I never met anyone who enjoyed life more than Bruce,and I suspect that his sustained contentment (aided by a loving wife and two daughters) accounted for his mellowing in later years. Old scores had been settled. Bruce became accessible and encouraging, and life, being short, was acknowledged as such. In fact, during a shared dinner at The Castle not long ago, we talked about the recent and distant past. We discussed departed friends and recalled good times and crazy moments. And we agreed that the "past" sometimes seems to gently cover us like a transparent shroud, warming and protecting us. All of the patterns and points that connect us to this glorified "past" now glimmer in the gloaming. At least that's the gist. (We were, after all, sipping wine.) Bruce finally put it this way: "We had fun--lots of it." And then in almost a whisper he acknowledged, "that glitter and glorification eventually passes away; everything does." Perhaps this is the reason he reveled so much in the present.
I'm now remembering Bruce's visit to New Orleans in the '70s. Walking through Jackson Square, fiddling with card moves and smoking cheap cigars, Bruce approached one of the mules that pull tour carriages through the French Quarter. He made a pressure fan under the nose of the mule, turned to me, and asked: "Think it's possible to force a card on a mule?"

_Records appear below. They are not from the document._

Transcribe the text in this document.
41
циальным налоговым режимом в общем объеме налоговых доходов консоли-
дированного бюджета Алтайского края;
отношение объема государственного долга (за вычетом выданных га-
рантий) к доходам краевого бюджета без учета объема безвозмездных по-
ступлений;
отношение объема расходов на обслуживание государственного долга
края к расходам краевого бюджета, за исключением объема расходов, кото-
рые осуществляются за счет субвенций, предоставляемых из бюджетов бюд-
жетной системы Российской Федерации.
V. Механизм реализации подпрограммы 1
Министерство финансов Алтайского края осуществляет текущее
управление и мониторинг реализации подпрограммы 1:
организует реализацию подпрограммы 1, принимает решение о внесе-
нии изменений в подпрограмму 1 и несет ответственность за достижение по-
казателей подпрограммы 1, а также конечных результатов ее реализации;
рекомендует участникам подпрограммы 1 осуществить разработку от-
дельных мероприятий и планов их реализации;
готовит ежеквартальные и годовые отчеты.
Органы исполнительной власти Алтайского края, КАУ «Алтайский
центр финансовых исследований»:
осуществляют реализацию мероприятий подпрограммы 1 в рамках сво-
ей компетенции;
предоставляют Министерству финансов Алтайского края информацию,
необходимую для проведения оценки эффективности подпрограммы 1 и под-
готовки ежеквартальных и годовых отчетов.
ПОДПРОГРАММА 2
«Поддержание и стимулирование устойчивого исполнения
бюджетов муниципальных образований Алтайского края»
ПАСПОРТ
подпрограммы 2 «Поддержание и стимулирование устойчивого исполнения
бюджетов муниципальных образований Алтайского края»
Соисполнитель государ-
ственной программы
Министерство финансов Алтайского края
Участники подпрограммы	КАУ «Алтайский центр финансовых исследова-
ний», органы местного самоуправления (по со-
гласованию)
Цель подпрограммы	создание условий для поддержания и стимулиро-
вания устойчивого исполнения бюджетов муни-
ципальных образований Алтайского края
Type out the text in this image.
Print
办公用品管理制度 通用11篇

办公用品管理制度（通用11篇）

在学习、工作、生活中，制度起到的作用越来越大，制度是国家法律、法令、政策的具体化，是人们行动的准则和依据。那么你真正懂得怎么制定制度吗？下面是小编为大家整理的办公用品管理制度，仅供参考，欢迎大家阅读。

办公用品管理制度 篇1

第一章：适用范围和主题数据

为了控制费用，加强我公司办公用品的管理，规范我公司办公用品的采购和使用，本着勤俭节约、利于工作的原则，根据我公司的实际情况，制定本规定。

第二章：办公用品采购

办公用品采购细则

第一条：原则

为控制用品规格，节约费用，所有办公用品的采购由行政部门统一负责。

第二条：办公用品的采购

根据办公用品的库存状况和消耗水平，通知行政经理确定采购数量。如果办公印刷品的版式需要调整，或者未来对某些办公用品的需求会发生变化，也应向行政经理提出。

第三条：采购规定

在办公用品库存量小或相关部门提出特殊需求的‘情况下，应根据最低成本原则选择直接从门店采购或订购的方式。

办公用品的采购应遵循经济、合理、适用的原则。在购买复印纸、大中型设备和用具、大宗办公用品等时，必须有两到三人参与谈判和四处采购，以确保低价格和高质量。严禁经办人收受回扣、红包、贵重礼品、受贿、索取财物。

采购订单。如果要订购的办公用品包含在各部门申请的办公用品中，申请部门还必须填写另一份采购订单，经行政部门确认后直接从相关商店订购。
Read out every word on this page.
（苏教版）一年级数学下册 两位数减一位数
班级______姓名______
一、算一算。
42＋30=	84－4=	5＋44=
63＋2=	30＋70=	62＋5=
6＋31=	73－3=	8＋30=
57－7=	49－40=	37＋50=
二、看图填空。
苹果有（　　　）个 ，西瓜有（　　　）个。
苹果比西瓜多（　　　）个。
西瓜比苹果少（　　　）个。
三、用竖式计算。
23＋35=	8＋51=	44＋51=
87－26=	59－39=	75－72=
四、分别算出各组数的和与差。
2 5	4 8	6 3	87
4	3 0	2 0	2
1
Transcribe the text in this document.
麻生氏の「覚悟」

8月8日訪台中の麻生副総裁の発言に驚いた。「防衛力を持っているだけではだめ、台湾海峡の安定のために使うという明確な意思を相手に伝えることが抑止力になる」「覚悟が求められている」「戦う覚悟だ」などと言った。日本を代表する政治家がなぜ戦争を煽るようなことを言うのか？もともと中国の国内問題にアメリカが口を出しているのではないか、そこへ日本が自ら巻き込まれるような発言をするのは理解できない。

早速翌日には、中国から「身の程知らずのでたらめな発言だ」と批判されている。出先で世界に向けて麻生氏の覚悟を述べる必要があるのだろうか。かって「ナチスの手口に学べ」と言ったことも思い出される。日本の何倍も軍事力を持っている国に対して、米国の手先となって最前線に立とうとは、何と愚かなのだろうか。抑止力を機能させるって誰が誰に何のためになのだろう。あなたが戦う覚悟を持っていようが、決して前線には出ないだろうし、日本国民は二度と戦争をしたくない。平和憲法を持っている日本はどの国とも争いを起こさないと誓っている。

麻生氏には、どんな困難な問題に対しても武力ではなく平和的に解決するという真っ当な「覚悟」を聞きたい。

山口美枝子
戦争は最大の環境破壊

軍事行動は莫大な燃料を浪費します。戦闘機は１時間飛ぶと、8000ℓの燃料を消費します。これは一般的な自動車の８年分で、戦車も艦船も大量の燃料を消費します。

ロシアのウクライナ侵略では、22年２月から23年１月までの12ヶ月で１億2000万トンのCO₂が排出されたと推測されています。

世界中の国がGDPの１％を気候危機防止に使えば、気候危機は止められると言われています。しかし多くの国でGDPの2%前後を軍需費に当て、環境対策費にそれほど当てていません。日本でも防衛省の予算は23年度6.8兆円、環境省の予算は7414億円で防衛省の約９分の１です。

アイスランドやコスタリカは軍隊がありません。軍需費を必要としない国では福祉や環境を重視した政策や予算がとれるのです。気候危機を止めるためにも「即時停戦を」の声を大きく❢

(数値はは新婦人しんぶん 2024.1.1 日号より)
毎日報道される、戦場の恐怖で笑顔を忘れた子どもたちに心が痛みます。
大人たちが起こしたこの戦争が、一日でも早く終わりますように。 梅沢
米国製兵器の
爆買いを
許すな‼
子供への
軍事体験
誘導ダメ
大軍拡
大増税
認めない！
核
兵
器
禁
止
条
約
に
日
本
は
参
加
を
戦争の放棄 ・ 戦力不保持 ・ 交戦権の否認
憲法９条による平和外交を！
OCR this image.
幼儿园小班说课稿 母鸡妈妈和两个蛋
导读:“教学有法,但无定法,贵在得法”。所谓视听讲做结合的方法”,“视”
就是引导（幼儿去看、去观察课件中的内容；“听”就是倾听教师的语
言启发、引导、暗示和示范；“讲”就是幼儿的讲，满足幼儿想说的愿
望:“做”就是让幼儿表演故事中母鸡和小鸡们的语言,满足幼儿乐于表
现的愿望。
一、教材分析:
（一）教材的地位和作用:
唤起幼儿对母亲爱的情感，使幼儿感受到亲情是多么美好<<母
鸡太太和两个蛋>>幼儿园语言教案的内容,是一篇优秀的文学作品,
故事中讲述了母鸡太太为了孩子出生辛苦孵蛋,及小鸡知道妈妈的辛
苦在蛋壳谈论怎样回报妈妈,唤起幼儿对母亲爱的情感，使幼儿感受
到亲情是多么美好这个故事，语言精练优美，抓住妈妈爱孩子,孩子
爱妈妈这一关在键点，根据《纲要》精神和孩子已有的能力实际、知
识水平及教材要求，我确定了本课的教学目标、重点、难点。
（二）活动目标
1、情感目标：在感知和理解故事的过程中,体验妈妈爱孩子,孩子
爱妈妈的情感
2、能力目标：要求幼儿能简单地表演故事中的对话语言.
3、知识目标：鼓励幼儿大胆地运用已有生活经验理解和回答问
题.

Believe it or not, he tried. He came close: the mule licked the fan.
When I first learned that Bruce had lost his battle, I flashed on other "players" we have lost: Dal Vernon, Charlie Miller, Jay Ose, Al Goshman, Lou Derman, Francis Carlyle, Kuda Bux, Slydini, Don Lawton, Senator Crandall, Bill Larsen, Jules Lenier, Michael Skinner, Edward MarIo, Derek Dingle, Larry Jennings. The list is long and now Bruce's name has sadly been added.
My last meeting with Bruce took place near the W.C. Fields bar in The Castle. He was playing with a new trick and showed me three variations. This made me smile. There he sat-like a kid, still ticking, clicking, and tap dancing. This is a far cry from sitting alone in a room with a deck of cards, practicing, devising, cogitating, and feverishly taking notes. This is how I will remember him.
Perhaps now we should be consoled, knowing that the "game" never ends. It is, after all, an infinite game. Players are not. My old, cautious comrade was an incredible, dedicated player for over 60 years. Right now, however I'm seeing his spirit, still inspirited, still "close to the action," still energetically at work, not passing away, but alive within words, between the lines, still part of the infinite game.